Je ne pense pas que les migrants accepteraient de retourner chez eux si l'on opposait un refus à leur demande d'asile sur la rive sud de la Méditerranée.
Chaque fois que j'ai subi des tortures, j'ai souhaité rentrer dans mon pays. Seulement, le retour s'avère encore plus difficile que le départ. Là réside le drame. Une fois en Libye, un migrant ne peut plus faire marche arrière. Celui qui s'y risquerait affronterait un sort pire encore qu'en allant de l'avant.
Des demandeurs d'asile déboutés sur la rive sud de la Méditerranée mettront tout en œuvre pour continuer leur chemin, parce qu'il ne leur reste plus d'espoir que dans la fuite en avant. Certains de ceux qui sont montés avec moi à bord du bateau pneumatique qui prenait l'eau se sentaient fiers de se retrouver là. Ils songeaient : « C'est l'Italie ou la mort. » De toute façon, les Libyens tirent sur ceux qui refusent d'embarquer pour bien montrer aux autres qu'ils ont entrepris un aller simple.
Les centres de migrants en Libye s'occupent-ils véritablement de nous ? Je ne le crois pas. J'y ai vu des personnes revendues. Mon souhait serait de pacifier la Libye, où règne l'enfer sur Terre. La situation n'est pas la même au Maroc. Je ne parviens pas à décrire ce que j'ai subi et que j'ai vu infliger à des femmes et des enfants.

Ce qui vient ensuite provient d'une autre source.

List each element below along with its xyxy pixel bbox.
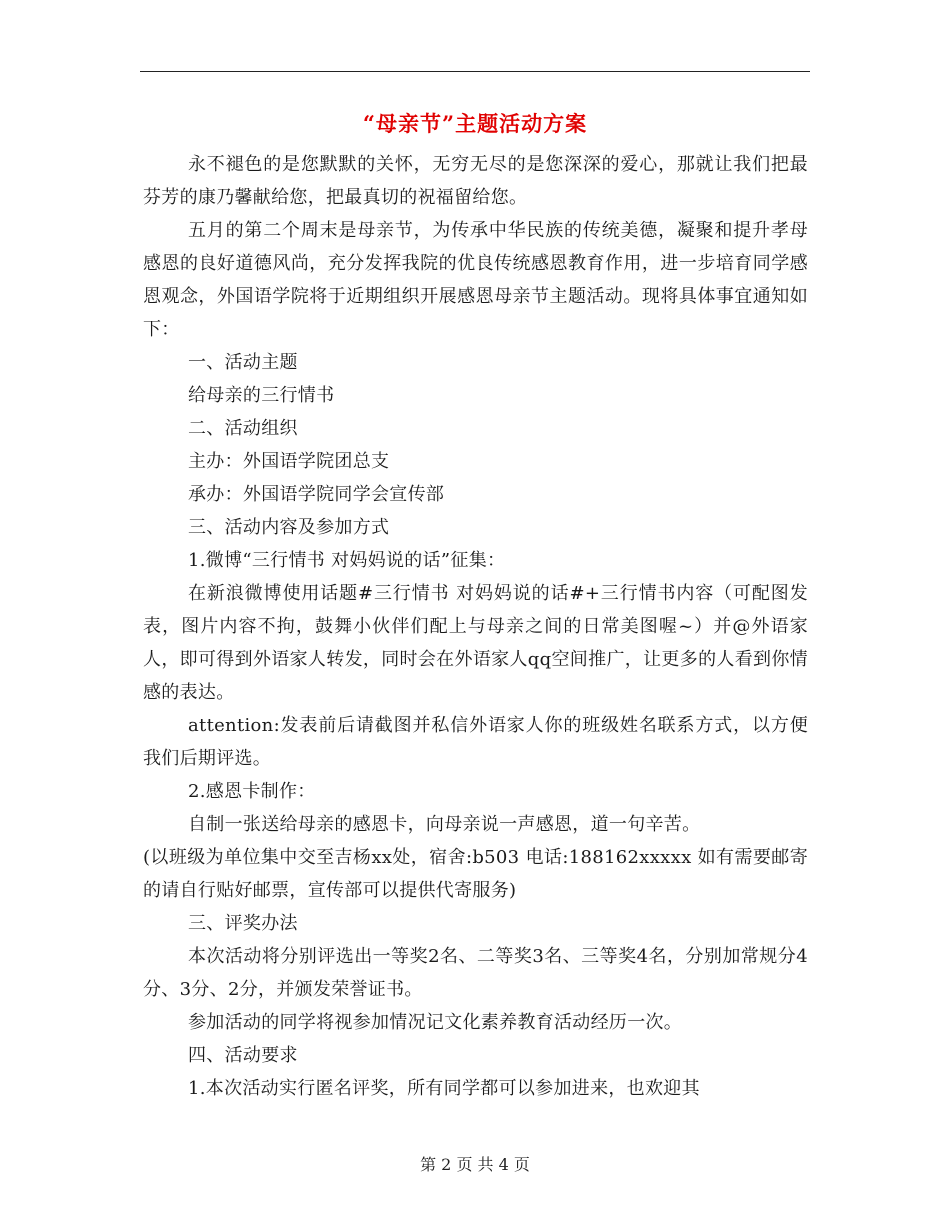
section-heading-theme: 一、活动主题 (188, 352, 298, 373)
paragraph-card-submission: (以班级为单位集中交至吉杨xx处，宿舍:b503 电话:188162xxxxx 如有需要邮寄的请自行贴好邮票，宣传部可以提供代寄服务) (143, 847, 808, 901)
section-heading-organization: 二、活动组织 (188, 418, 298, 439)
paragraph-card: 自制一张送给母亲的感恩卡，向母亲说一声感恩，道一句辛苦。 (188, 814, 701, 835)
page-number: 第 2 页 共 4 页 (420, 1155, 530, 1174)
paragraph-intro: 永不褪色的是您默默的关怀，无穷无尽的是您深深的爱心，那就让我们把最芬芳的康乃馨献给您，把最真切的祝福留给您。 (143, 154, 808, 208)
paragraph-credit: 参加活动的同学将视参加情况记文化素养教育活动经历一次。 (188, 1012, 683, 1033)
paragraph-weibo: 在新浪微博使用话题#三行情书 对妈妈说的话#+三行情书内容（可配图发表，图片内容不拘，鼓舞小伙伴们配上与母亲之间的日常美图喔~）并@外语家人，即可得到外语家人转发，同时会在外语家人qq空间推广，让更多的人看到你情感的表达。 (143, 583, 808, 703)
document-body (143, 148, 808, 1105)
paragraph-requirement-1: 1.本次活动实行匿名评奖，所有同学都可以参加进来，也欢迎其 (188, 1078, 700, 1099)
section-heading-awards: 三、评奖办法 (188, 913, 298, 934)
item-card-heading: 2.感恩卡制作： (188, 781, 316, 802)
paragraph-attention: attention:发表前后请截图并私信外语家人你的班级姓名联系方式，以方便我们后期评选。 (143, 715, 808, 769)
document-title: “母亲节”主题活动方案 (362, 111, 588, 136)
header-rule (140, 71, 810, 72)
section-heading-content: 三、活动内容及参加方式 (188, 517, 390, 538)
organizer-line: 主办：外国语学院团总支 (188, 451, 390, 472)
paragraph-background: 五月的第二个周末是母亲节，为传承中华民族的传统美德，凝聚和提升孝母感恩的良好道德风尚，充分发挥我院的优良传统感恩教育作用，进一步培育同学感恩观念，外国语学院将于近期组织开展感恩母亲节主题活动。现将具体事宜通知如下： (143, 220, 808, 340)
item-weibo-heading: 1.微博“三行情书 对妈妈说的话”征集： (188, 550, 506, 571)
paragraph-awards: 本次活动将分别评选出一等奖2名、二等奖3名、三等奖4名，分别加常规分4分、3分、2分，并颁发荣誉证书。 (143, 946, 808, 1000)
theme-text: 给母亲的三行情书 (188, 385, 335, 406)
section-heading-requirements: 四、活动要求 (188, 1045, 298, 1066)
co-organizer-line: 承办：外国语学院同学会宣传部 (188, 484, 445, 505)
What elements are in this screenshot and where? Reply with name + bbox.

À mon arrivée en France, j'ai d'ailleurs saisi le Président de la République à l'occasion de son discours à Ouagadougou. Il a demandé de l'aide pour combattre ce fléau et a finalement diligenté une enquête. La police m'a entendu, des heures durant, à ce sujet. J'ai appris récemment que les personnes que j'avais dénoncées en Libye ont été mises hors d'état de nuire. Hélas, très vite, d'autres les remplacent. Les Libyens voient dans la crise migratoire un facteur considérable d'enrichissement. Chaque Libyen est poussé à considérer tout Noir comme une manne financière. L'un de mes geôliers sortait chaque soir en voiture « chasser du Noir ».